Sunday, July 31, 2011.
Chicken With Artichokes, Mushrooms, And Spinach.
Last night's big dinner at Assunta's made Mary Ann determine that we will eat at home today. I keep telling her, there is nothing light about eating at home. You have unlimited portions, and you cook what you want. In restaurants, you get only what they give you.
I didn't fight her, though, because a virtual flavor was tickling my brain: chicken with artichokes. This is something I've loved since the first time I tasted it. Which, I think, was from the hand of Joe Segreto when he was running the old Red Onion in Metairie.
The original dish made with artichokes, mushrooms, and a light, slightly winy butter sauce is veal Kottwitz at Brennan's on Royal Street. They also make it with trout. It's one of the best dishes there, and I'd get it more often were it not for the well-known disaffinity between artichokes and wine. And you can't go to Brennan's and not drink a great wine.
The place I eat this and that with artichokes and mushrooms is Impastato's, where the sauce is equally fine on veal, chicken, fish, and soft-shell crabs.
So why don't I ever make it at home. I don't know, but I haven't since I worked up the recipe for my cookbook. Tonight was the night.
The ultimate form of this dish would include fresh baby artichokes. Either the season is past, or the produce managers on the North Shore are even more laggard than usual. Had to go with the canned.
Canned artichokes come in a different kind of can than almost anything else. It has been thus for a long time. I remember when I worked at the Time Saver in the 1960s that while most vegetables came in the standard #303 can, artichokes were packed in the slightly slenderer, primitive-looking #300 can. (Why do I remember minutiae like this?)
The wine I used to glaze the pan was interesting. I have a couple of bottles of the Chardonnay we served at our wedding reception. California, vintage 1986. It was in the back of a pile and I lost track of it. Now it's far over the edge, and noticeably brown. But oxidized wine is what sherry is, and I thought this stuff would add the perfect flavor. It did. And we drank some of it, too.
My preference for the chicken is to broil it with skin and bones still in place, but the Marys don't like that. Pounded some skinless breasts (tenders removed) instead. Made a seasoned flour with tarragon, chervil, marjoram, salt and pepper. Dusted the chicken with it. Heated what proved to be a bit too much olive oil until small waves formed on the surface. (I wonder what causes that? I'll ask Alton Brown next time he comes on the show.)
Seared the chicken on both sides for a few minutes, then moved them to the barely-on oven to stay warm. Into the pan went the drained and rinsed artichoke hearts and sliced portobello mushrooms. Mary Ann said she had extra fresh spinach and that I should add it. It didn't occur to me until later that we were edging in the direction of spinach-artichoke dip, the marker dish of chain restaurants. I didn't put in as much as she thought, but what were the chances of that?

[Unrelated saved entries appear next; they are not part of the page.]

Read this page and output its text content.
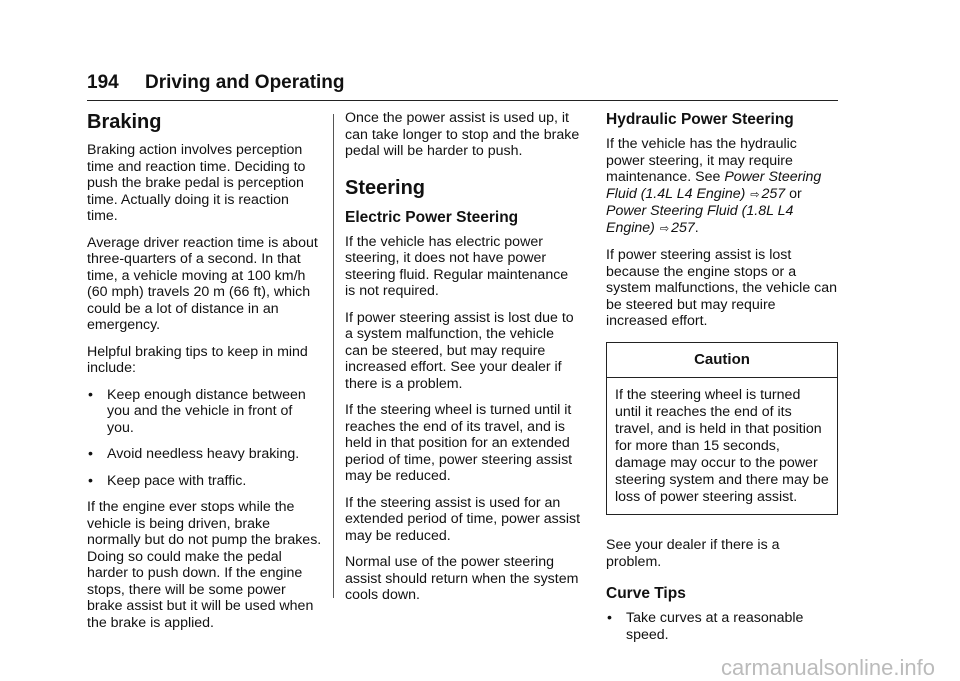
194 Driving and Operating
Braking

Braking action involves perception time and reaction time. Deciding to push the brake pedal is perception time. Actually doing it is reaction time.

Average driver reaction time is about three-quarters of a second. In that time, a vehicle moving at 100 km/h (60 mph) travels 20 m (66 ft), which could be a lot of distance in an emergency.

Helpful braking tips to keep in mind include:

• Keep enough distance between you and the vehicle in front of you.
• Avoid needless heavy braking.
• Keep pace with traffic.

If the engine ever stops while the vehicle is being driven, brake normally but do not pump the brakes. Doing so could make the pedal harder to push down. If the engine stops, there will be some power brake assist but it will be used when the brake is applied.

Once the power assist is used up, it can take longer to stop and the brake pedal will be harder to push.

Steering
Electric Power Steering

If the vehicle has electric power steering, it does not have power steering fluid. Regular maintenance is not required.

If power steering assist is lost due to a system malfunction, the vehicle can be steered, but may require increased effort. See your dealer if there is a problem.

If the steering wheel is turned until it reaches the end of its travel, and is held in that position for an extended period of time, power steering assist may be reduced.

If the steering assist is used for an extended period of time, power assist may be reduced.

Normal use of the power steering assist should return when the system cools down.

Hydraulic Power Steering

If the vehicle has the hydraulic power steering, it may require maintenance. See Power Steering Fluid (1.4L L4 Engine) ⇨ 257 or Power Steering Fluid (1.8L L4 Engine) ⇨ 257.

If power steering assist is lost because the engine stops or a system malfunctions, the vehicle can be steered but may require increased effort.

Caution
If the steering wheel is turned until it reaches the end of its travel, and is held in that position for more than 15 seconds, damage may occur to the power steering system and there may be loss of power steering assist.

See your dealer if there is a problem.

Curve Tips
• Take curves at a reasonable speed.
carmanualsonline.info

I added lemon juice and a little Worcestershire. When the mushrooms were soft, the pan came off the burner and I flicked in a few tablespoons of butter until the sauce got creamy looking. Tasted: ah. A little too much lemon juice. This is no problem for Mary Ann, who likes lemony dishes. I will reduce the squeeze pressure on the lemon next time.
Except for that minor matter, this was exactly what I had in mind for dinner. Mary Ann cooked some brown rice and made a salad, and there we were, around the kitchen counter, eating it up.